Ce qui dérange avec ces célébrations dites nationales, c’est le caractère outrancièrement politique qu’elles ont acquis au fil des années. La politisation atteint des proportions encore plus pernicieuses à mesure que les échéances électorales approchent.

Le summum est atteint lorsque Pravind Jugnauth revendique, comme un exploit personnel, le fait qu’il préside personnellement les « task force » qui organisent ces célébrations.

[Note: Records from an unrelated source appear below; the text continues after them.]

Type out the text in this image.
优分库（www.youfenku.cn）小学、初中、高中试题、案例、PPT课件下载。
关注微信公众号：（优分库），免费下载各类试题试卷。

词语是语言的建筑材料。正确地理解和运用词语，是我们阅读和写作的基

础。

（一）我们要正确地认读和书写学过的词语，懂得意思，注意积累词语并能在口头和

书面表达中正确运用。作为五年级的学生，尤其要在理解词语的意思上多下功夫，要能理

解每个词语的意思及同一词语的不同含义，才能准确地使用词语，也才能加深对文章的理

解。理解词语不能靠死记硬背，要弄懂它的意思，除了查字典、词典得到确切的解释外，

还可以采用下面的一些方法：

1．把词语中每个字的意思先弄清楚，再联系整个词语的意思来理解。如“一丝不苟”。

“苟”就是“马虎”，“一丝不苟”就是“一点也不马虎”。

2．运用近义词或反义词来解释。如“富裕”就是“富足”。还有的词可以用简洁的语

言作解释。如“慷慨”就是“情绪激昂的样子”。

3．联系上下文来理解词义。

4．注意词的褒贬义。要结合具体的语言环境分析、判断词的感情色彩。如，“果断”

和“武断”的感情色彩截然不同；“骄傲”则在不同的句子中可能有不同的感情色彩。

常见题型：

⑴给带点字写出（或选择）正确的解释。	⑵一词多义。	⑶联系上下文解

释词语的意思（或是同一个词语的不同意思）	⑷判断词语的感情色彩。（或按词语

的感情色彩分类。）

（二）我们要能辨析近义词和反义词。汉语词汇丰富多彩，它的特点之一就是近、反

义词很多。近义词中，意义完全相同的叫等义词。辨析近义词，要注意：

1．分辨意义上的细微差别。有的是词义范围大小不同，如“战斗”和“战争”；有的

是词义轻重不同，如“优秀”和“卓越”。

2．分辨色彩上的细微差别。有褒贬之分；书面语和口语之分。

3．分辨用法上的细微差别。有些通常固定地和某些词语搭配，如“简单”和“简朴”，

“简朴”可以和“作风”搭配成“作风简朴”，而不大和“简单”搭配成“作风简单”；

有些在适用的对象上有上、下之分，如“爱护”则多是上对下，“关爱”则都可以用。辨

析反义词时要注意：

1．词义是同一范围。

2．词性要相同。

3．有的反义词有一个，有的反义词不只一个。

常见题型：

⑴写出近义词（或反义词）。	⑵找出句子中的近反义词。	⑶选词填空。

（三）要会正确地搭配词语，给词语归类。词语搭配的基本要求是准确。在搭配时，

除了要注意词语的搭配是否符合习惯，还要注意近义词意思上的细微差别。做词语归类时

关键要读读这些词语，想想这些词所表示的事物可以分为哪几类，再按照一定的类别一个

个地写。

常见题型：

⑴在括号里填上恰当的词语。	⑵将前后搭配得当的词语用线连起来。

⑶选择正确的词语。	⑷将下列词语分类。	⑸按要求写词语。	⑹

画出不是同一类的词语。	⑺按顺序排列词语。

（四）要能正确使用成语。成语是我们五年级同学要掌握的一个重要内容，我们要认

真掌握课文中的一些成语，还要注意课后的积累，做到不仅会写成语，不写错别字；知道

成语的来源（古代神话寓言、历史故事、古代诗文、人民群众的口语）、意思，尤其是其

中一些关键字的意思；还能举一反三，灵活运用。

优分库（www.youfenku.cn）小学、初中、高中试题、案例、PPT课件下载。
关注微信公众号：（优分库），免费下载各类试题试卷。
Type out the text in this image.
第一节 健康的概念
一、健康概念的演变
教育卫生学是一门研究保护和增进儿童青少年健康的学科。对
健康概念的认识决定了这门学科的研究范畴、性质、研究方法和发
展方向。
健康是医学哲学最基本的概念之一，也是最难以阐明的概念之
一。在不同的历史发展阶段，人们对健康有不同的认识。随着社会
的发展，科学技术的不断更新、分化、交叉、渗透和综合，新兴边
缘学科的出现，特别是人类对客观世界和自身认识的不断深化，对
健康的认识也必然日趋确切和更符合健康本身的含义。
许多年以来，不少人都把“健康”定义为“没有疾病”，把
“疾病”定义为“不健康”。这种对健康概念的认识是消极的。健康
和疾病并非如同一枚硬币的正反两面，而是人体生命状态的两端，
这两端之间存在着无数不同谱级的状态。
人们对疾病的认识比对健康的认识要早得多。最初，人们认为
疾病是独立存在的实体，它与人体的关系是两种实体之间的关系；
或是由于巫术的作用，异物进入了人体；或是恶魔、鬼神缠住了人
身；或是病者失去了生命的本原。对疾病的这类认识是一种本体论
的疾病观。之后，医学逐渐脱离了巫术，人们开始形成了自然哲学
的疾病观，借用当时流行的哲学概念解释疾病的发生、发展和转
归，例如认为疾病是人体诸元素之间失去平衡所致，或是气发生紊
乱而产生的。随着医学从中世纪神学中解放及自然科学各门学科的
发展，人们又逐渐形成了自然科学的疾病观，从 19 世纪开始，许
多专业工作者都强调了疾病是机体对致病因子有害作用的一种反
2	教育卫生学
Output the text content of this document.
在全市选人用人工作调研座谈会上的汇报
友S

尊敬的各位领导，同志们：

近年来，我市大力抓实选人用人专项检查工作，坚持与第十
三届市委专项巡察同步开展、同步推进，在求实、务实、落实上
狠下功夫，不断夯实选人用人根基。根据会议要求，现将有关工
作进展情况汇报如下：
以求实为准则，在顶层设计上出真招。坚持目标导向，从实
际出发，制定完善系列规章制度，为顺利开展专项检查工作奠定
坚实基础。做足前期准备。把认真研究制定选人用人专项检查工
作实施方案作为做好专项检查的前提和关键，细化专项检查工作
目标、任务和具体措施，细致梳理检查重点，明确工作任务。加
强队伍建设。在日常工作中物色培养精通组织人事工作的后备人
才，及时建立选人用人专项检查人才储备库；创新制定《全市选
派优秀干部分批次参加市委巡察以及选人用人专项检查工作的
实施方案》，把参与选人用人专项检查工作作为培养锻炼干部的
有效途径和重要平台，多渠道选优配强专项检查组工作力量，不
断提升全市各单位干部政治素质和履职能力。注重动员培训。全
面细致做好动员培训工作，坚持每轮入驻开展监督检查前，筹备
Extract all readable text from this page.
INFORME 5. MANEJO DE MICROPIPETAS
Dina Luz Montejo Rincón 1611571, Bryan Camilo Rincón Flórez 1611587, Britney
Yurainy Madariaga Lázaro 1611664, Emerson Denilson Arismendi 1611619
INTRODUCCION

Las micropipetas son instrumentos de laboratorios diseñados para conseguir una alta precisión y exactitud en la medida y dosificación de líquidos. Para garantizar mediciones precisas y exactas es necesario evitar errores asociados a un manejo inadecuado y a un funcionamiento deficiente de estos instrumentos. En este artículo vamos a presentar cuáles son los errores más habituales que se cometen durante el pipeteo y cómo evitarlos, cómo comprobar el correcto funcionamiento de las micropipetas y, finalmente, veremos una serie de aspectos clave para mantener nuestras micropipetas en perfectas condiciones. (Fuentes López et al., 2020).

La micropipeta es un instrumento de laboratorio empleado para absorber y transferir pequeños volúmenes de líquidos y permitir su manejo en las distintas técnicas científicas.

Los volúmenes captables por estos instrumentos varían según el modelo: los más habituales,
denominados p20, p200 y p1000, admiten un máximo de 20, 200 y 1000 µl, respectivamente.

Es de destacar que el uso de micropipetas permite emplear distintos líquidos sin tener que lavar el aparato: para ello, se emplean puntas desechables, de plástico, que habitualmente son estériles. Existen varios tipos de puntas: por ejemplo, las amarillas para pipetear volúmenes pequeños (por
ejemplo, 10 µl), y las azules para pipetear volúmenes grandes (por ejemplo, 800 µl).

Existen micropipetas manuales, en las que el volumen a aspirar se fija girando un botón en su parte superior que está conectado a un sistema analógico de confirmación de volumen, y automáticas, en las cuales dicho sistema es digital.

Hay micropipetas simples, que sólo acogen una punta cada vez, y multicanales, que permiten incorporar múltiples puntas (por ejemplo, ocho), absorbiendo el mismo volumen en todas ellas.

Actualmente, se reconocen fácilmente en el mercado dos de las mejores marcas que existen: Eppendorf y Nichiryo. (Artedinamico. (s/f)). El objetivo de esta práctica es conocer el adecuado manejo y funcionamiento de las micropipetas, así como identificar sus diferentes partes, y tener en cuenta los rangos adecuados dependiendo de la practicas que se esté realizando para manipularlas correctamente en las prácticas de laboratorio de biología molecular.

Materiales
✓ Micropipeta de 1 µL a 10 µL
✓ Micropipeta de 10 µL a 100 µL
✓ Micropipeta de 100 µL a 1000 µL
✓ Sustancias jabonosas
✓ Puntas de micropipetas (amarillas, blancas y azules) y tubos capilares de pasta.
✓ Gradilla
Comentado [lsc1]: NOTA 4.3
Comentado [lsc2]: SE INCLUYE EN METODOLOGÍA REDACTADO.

Certains peuvent penser qu’un chef de gouvernement a bien mieux à faire sur le front de la sécurité en général, celle des personnes âgées surtout, mais aussi des usagers de la route et de la drogue, mais non…

Il est d’ailleurs à noter qu’à l’exception de l’Eid-ul-Fitr, des membres de l’opposition sont soigneusement évités à ces célébrations pour ne pas froisser les puissants du jour qui tiennent les cordons de la bourse et les clés qui permettent d’ouvrir le coffre des « facilités » octroyées à ces obséquieux dirigeants socioculturels.

Pour faire bonne mesure et pousser jusqu’à l’absurde, et même si les chrétiens n’ont rien demandé, une autorisation d’absence de deux heures du travail leur a été octroyée le Vendredi Saint, même si la cérémonie de vénération de la croix se déroule généralement en fin d’après-midi.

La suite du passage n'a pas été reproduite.